Les chiffres de son bilan donnent le ton. En 18 années d'entraînement professionnel à différents niveaux, Sampaoli a dirigé plus de 500 matchs, avec un taux de victoire oscillant entre 48 et 52 % selon les périodes. À Marseille en Ligue 1, son ratio restait positif (56 % de victoires) malgré les tensions institutionnelles permanentes. Au Chili, il a atteint l'élite continentale en deux ans seulement.
- 2 titres de Copa América remportés avec le Chili (2015, 2016)
- Plus de 500 matchs dirigés en 18 ans de carrière professionnelle
- Taux de victoires moyen de 50 %, avec des pointes à 56 % en Ligue 1
- 4 expériences différentes dans les grands championnats mondiaux
Ce rebond argentin intervient à un moment où le football sud-américain traverse une transformation majeure. Les clubs locaux cherchent à stabiliser leurs projets, à attirer des talents européens en quête de terrains de jeu moins compétitifs mais mieux payés. Sampaoli, avec son aura et son pragmatisme, peut servir de trait d'union entre l'exigence européenne et la réalité latino-américaine.

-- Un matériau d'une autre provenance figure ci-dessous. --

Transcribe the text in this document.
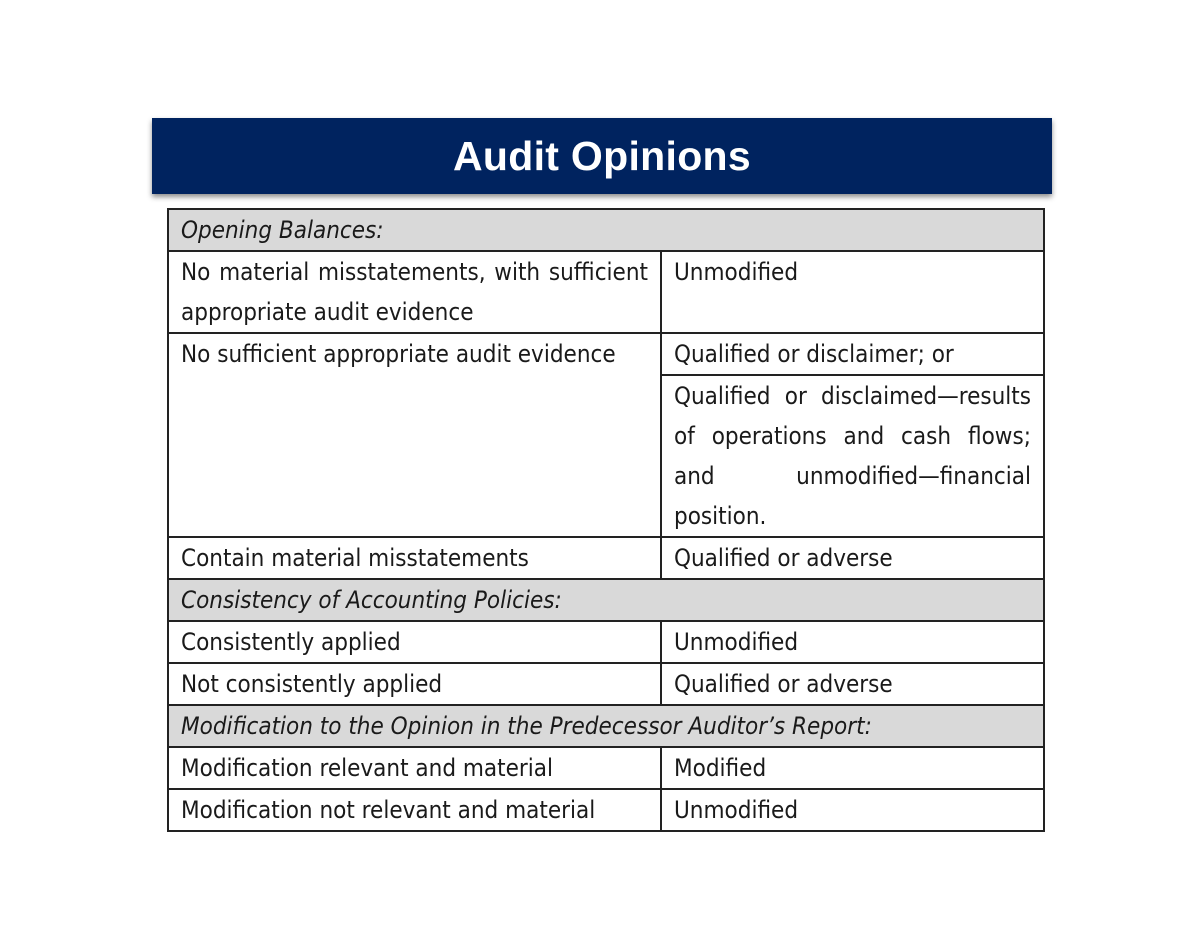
Audit Opinions
Opening Balances:	
No material misstatements, with sufficient appropriate audit evidence	Unmodified
No sufficient appropriate audit evidence	Qualified or disclaimer; or
	Qualified or disclaimed—results of operations and cash flows; and unmodified—financial position.
Contain material misstatements	Qualified or adverse
Consistency of Accounting Policies:	
Consistently applied	Unmodified
Not consistently applied	Qualified or adverse
Modification to the Opinion in the Predecessor Auditor’s Report:	
Modification relevant and material	Modified
Modification not relevant and material	Unmodified
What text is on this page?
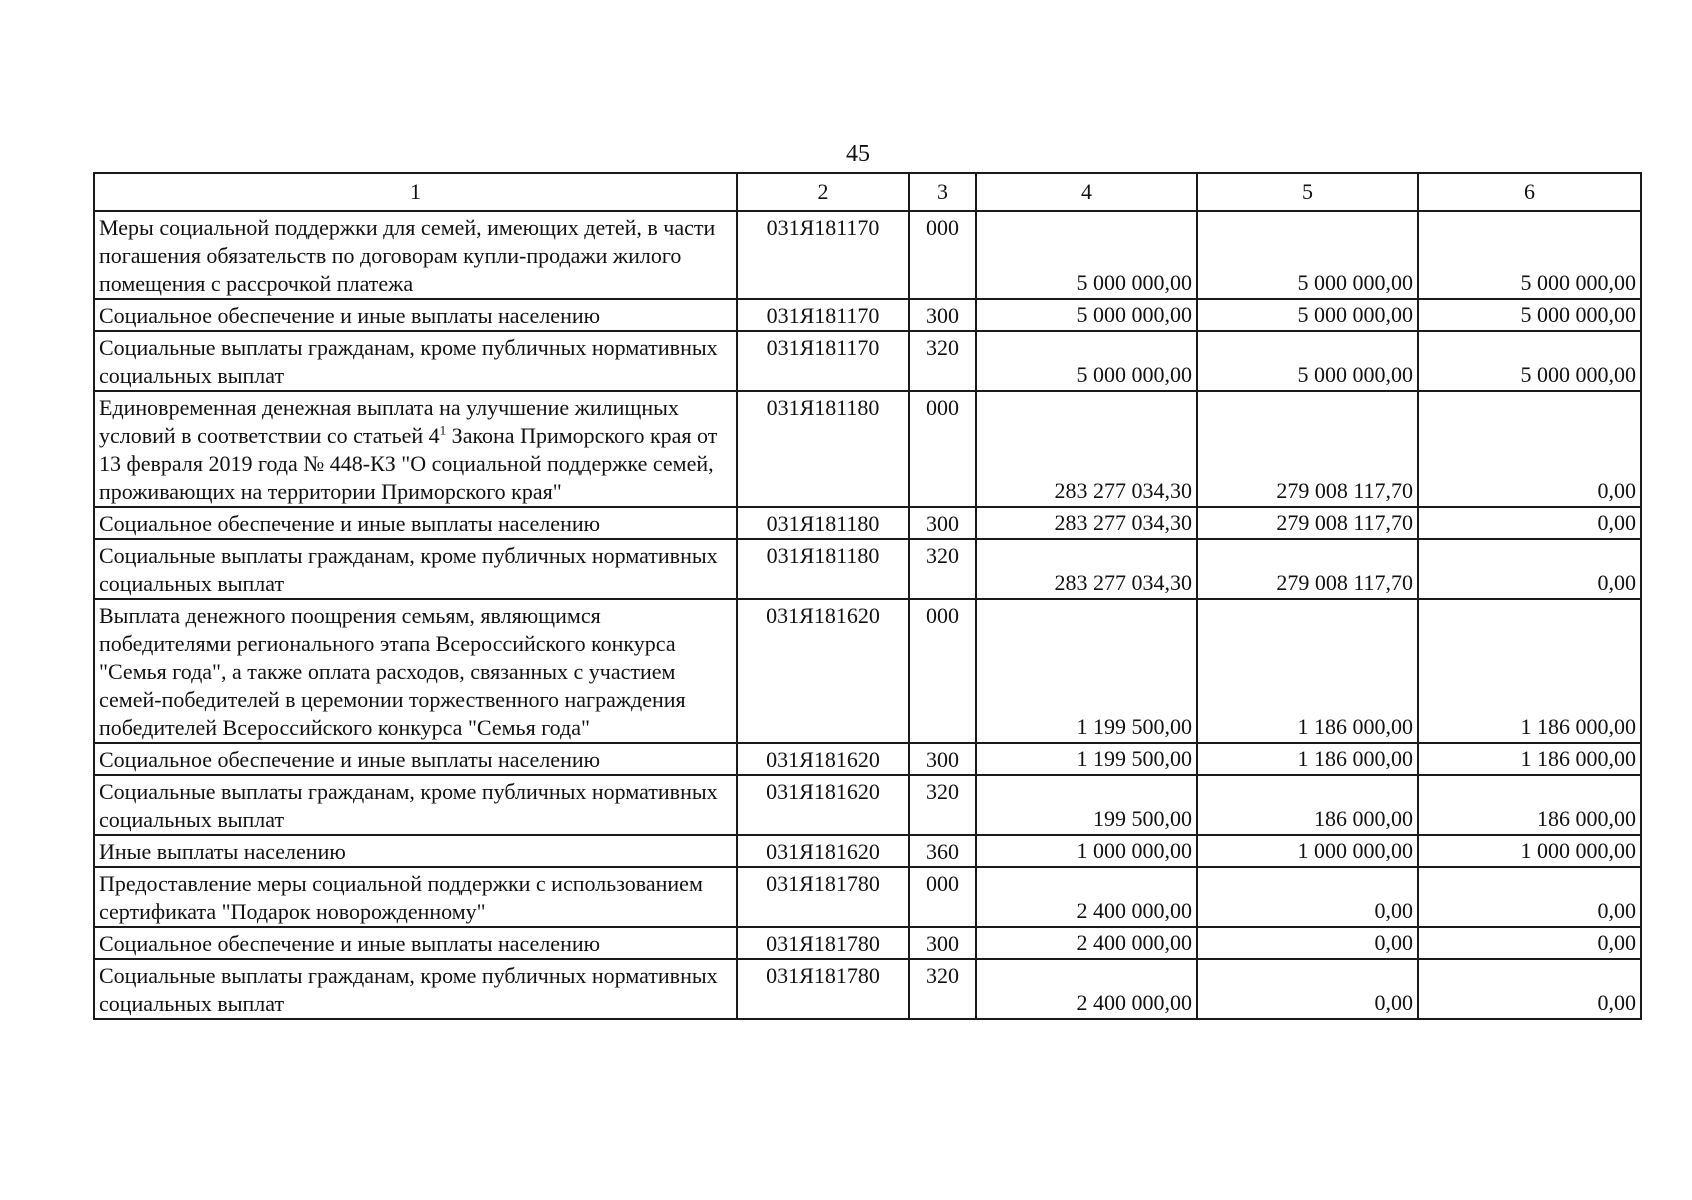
45
1	2	3	4	5	6
Меры социальной поддержки для семей, имеющих детей, в части погашения обязательств по договорам купли-продажи жилого помещения с рассрочкой платежа	031Я181170	000	5 000 000,00	5 000 000,00	5 000 000,00
Социальное обеспечение и иные выплаты населению	031Я181170	300	5 000 000,00	5 000 000,00	5 000 000,00
Социальные выплаты гражданам, кроме публичных нормативных социальных выплат	031Я181170	320	5 000 000,00	5 000 000,00	5 000 000,00
Единовременная денежная выплата на улучшение жилищных условий в соответствии со статьей $4^1$ Закона Приморского края от 13 февраля 2019 года № 448-КЗ "О социальной поддержке семей, проживающих на территории Приморского края"	031Я181180	000	283 277 034,30	279 008 117,70	0,00
Социальное обеспечение и иные выплаты населению	031Я181180	300	283 277 034,30	279 008 117,70	0,00
Социальные выплаты гражданам, кроме публичных нормативных социальных выплат	031Я181180	320	283 277 034,30	279 008 117,70	0,00
Выплата денежного поощрения семьям, являющимся победителями регионального этапа Всероссийского конкурса "Семья года", а также оплата расходов, связанных с участием семей-победителей в церемонии торжественного награждения победителей Всероссийского конкурса "Семья года"	031Я181620	000	1 199 500,00	1 186 000,00	1 186 000,00
Социальное обеспечение и иные выплаты населению	031Я181620	300	1 199 500,00	1 186 000,00	1 186 000,00
Социальные выплаты гражданам, кроме публичных нормативных социальных выплат	031Я181620	320	199 500,00	186 000,00	186 000,00
Иные выплаты населению	031Я181620	360	1 000 000,00	1 000 000,00	1 000 000,00
Предоставление меры социальной поддержки с использованием сертификата "Подарок новорожденному"	031Я181780	000	2 400 000,00	0,00	0,00
Социальное обеспечение и иные выплаты населению	031Я181780	300	2 400 000,00	0,00	0,00
Социальные выплаты гражданам, кроме публичных нормативных социальных выплат	031Я181780	320	2 400 000,00	0,00	0,00
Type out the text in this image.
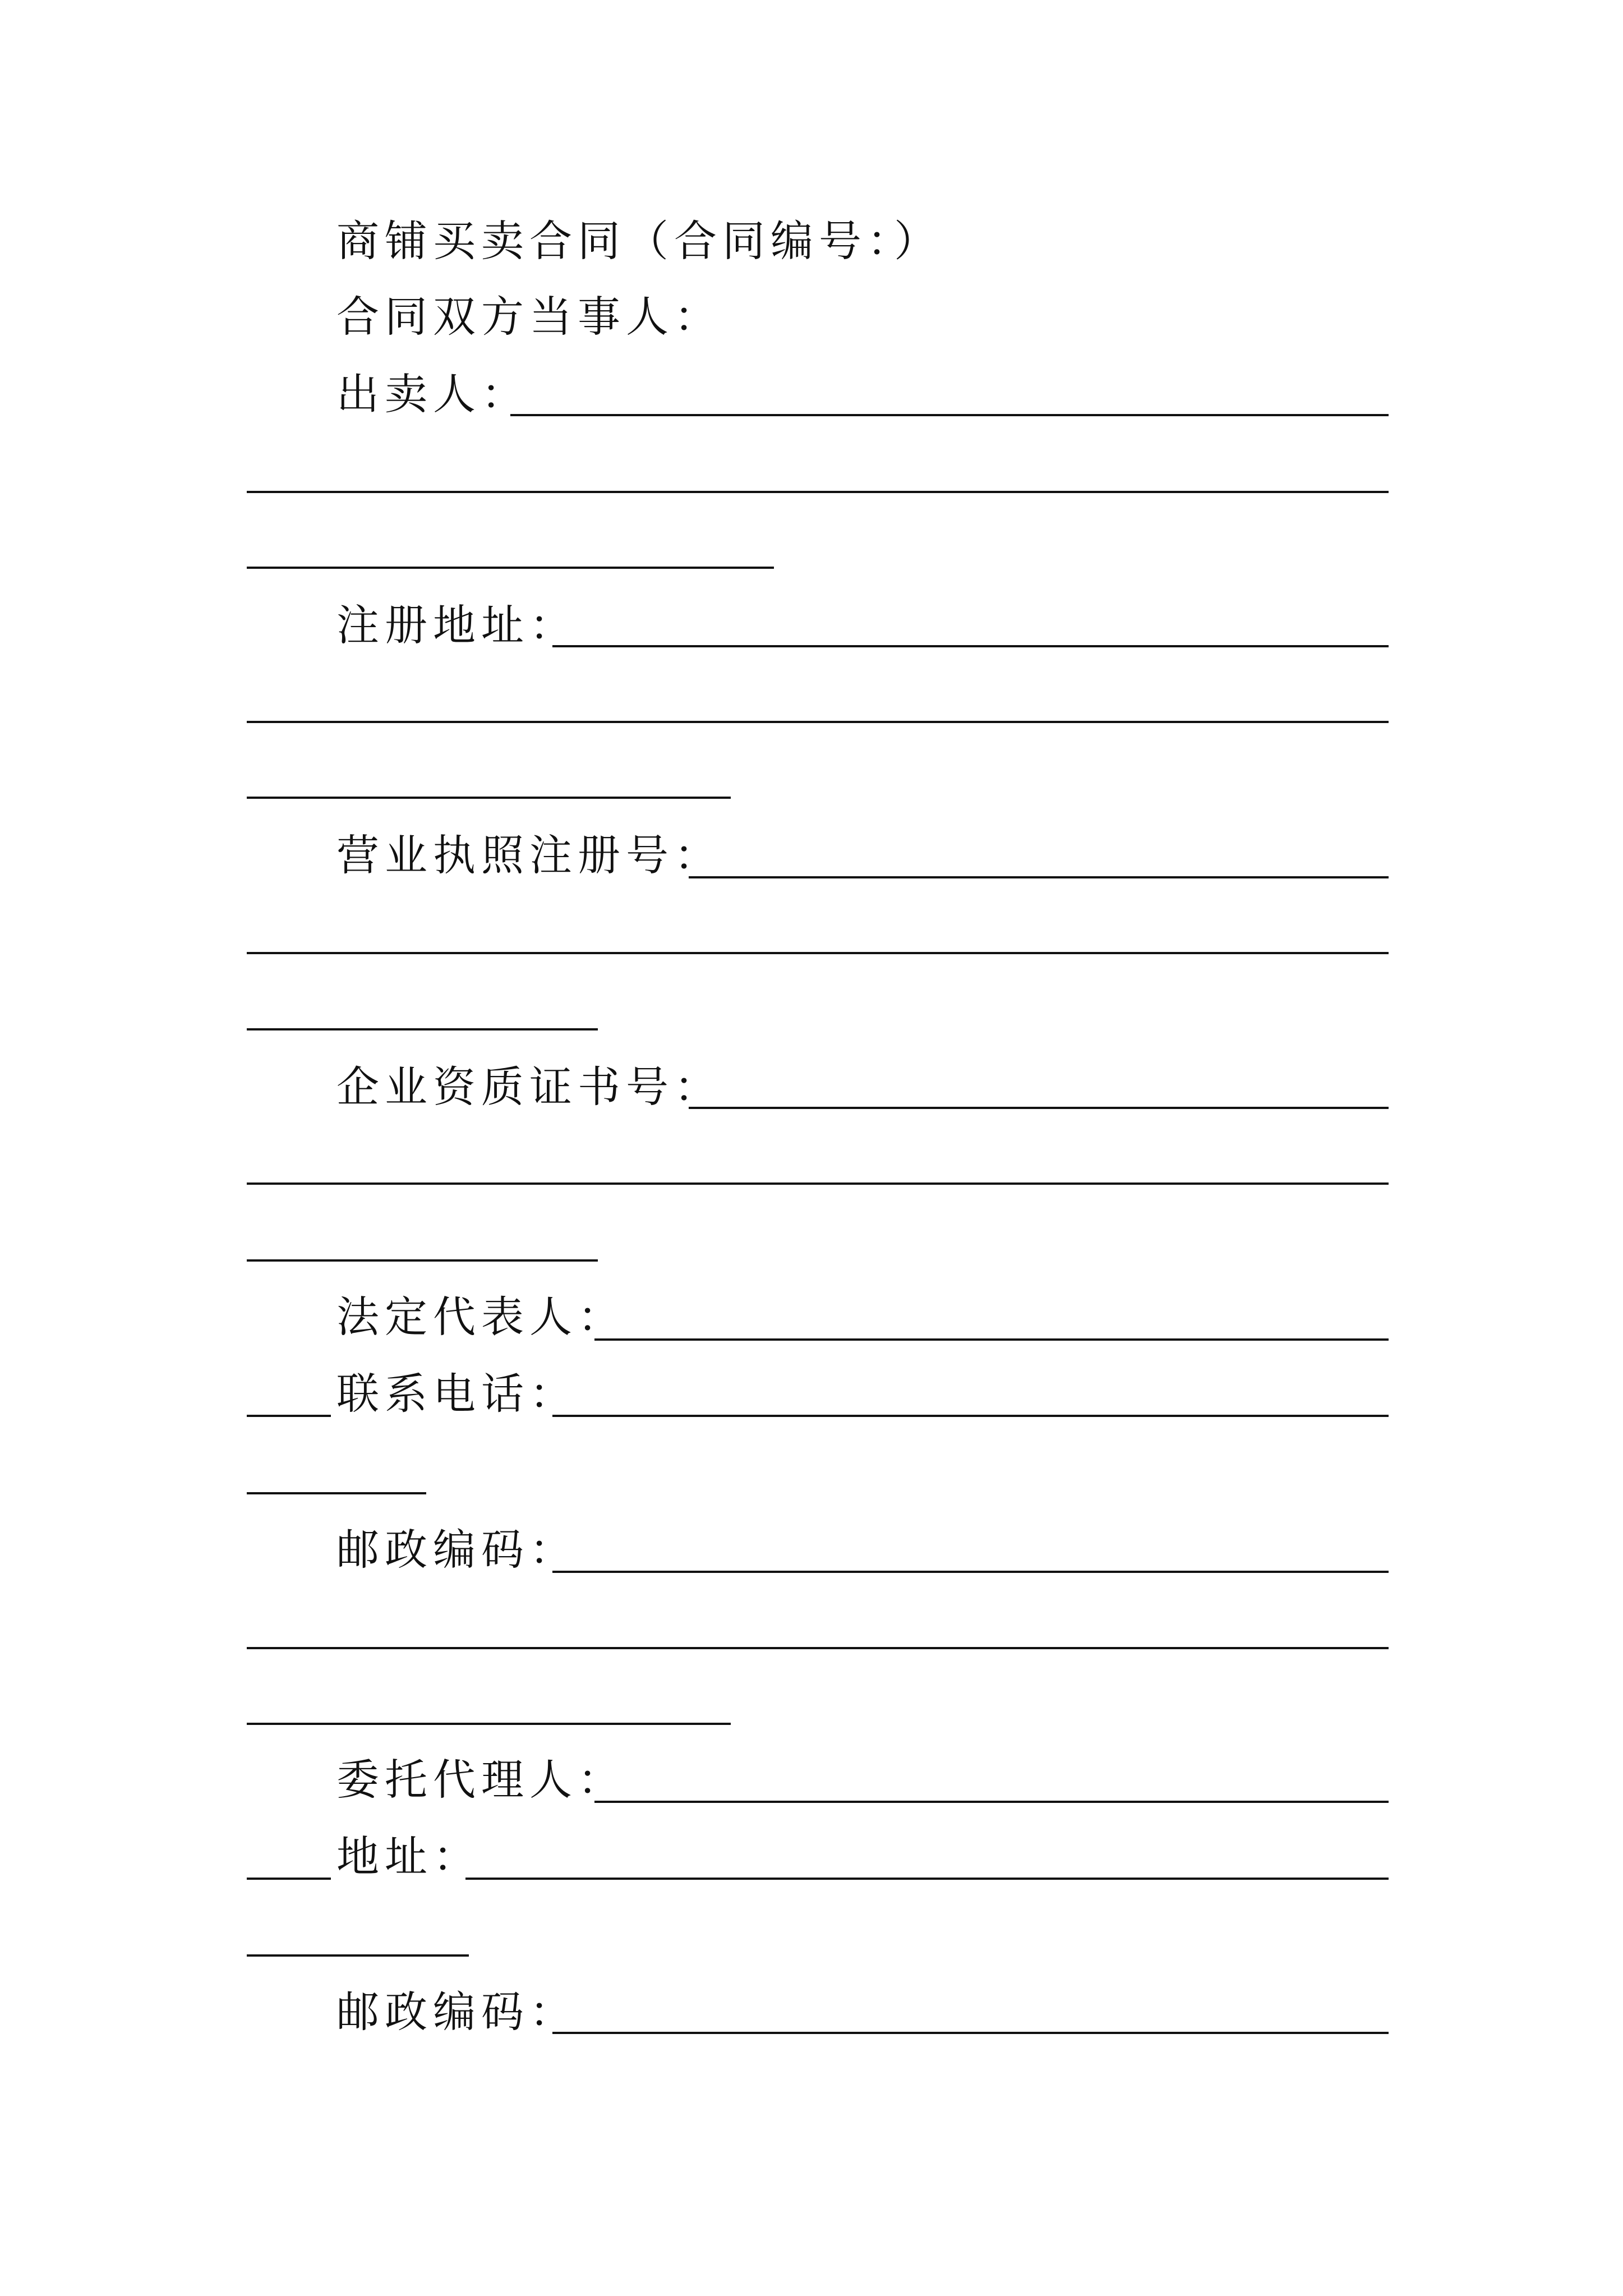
商铺买卖合同（合同编号：）
合同双方当事人：
出卖人：
注册地址：
营业执照注册号：
企业资质证书号：
法定代表人：
联系电话：
邮政编码：
委托代理人：
地址：
邮政编码：
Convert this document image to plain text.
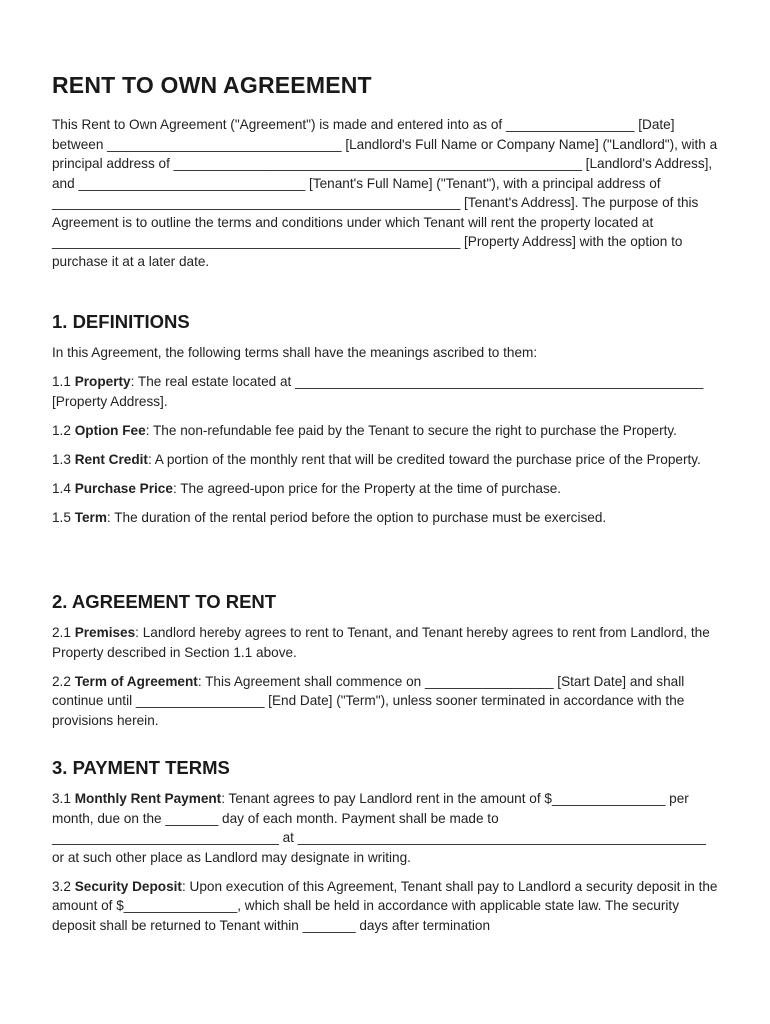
RENT TO OWN AGREEMENT

This Rent to Own Agreement ("Agreement") is made and entered into as of _________________ [Date] between _______________________________ [Landlord's Full Name or Company Name] ("Landlord"), with a principal address of ______________________________________________________ [Landlord's Address], and ______________________________ [Tenant's Full Name] ("Tenant"), with a principal address of ______________________________________________________ [Tenant's Address]. The purpose of this Agreement is to outline the terms and conditions under which Tenant will rent the property located at ______________________________________________________ [Property Address] with the option to purchase it at a later date.

1. DEFINITIONS

In this Agreement, the following terms shall have the meanings ascribed to them:

1.1 Property: The real estate located at ______________________________________________________ [Property Address].

1.2 Option Fee: The non-refundable fee paid by the Tenant to secure the right to purchase the Property.

1.3 Rent Credit: A portion of the monthly rent that will be credited toward the purchase price of the Property.

1.4 Purchase Price: The agreed-upon price for the Property at the time of purchase.

1.5 Term: The duration of the rental period before the option to purchase must be exercised.

2. AGREEMENT TO RENT

2.1 Premises: Landlord hereby agrees to rent to Tenant, and Tenant hereby agrees to rent from Landlord, the Property described in Section 1.1 above.

2.2 Term of Agreement: This Agreement shall commence on _________________ [Start Date] and shall continue until _________________ [End Date] ("Term"), unless sooner terminated in accordance with the provisions herein.

3. PAYMENT TERMS

3.1 Monthly Rent Payment: Tenant agrees to pay Landlord rent in the amount of $_______________ per month, due on the _______ day of each month. Payment shall be made to ______________________________ at ______________________________________________________ or at such other place as Landlord may designate in writing.

3.2 Security Deposit: Upon execution of this Agreement, Tenant shall pay to Landlord a security deposit in the amount of $_______________, which shall be held in accordance with applicable state law. The security deposit shall be returned to Tenant within _______ days after termination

Son nouveau défi argentín représente donc bien plus qu'un simple redémarrage. C'est la preuve que Jorge Sampaoli refuse l'effacement. À 66 ans, il s'agit d'écrire un dernier chapitre mémorable, celui où le technicien buté retrouve une nation qui le comprend, qui parle sa langue tactique, qui accepte son intensité sans la remettre en question.
Le football a besoin de ces hommes qui refusent de partir. Pas pour l'argent, mais pour la passion. Sampaoli en est l'archétype. Son retour en Argentine, c'est la suite logique d'une vie consacrée au ballon rond, sans compromis.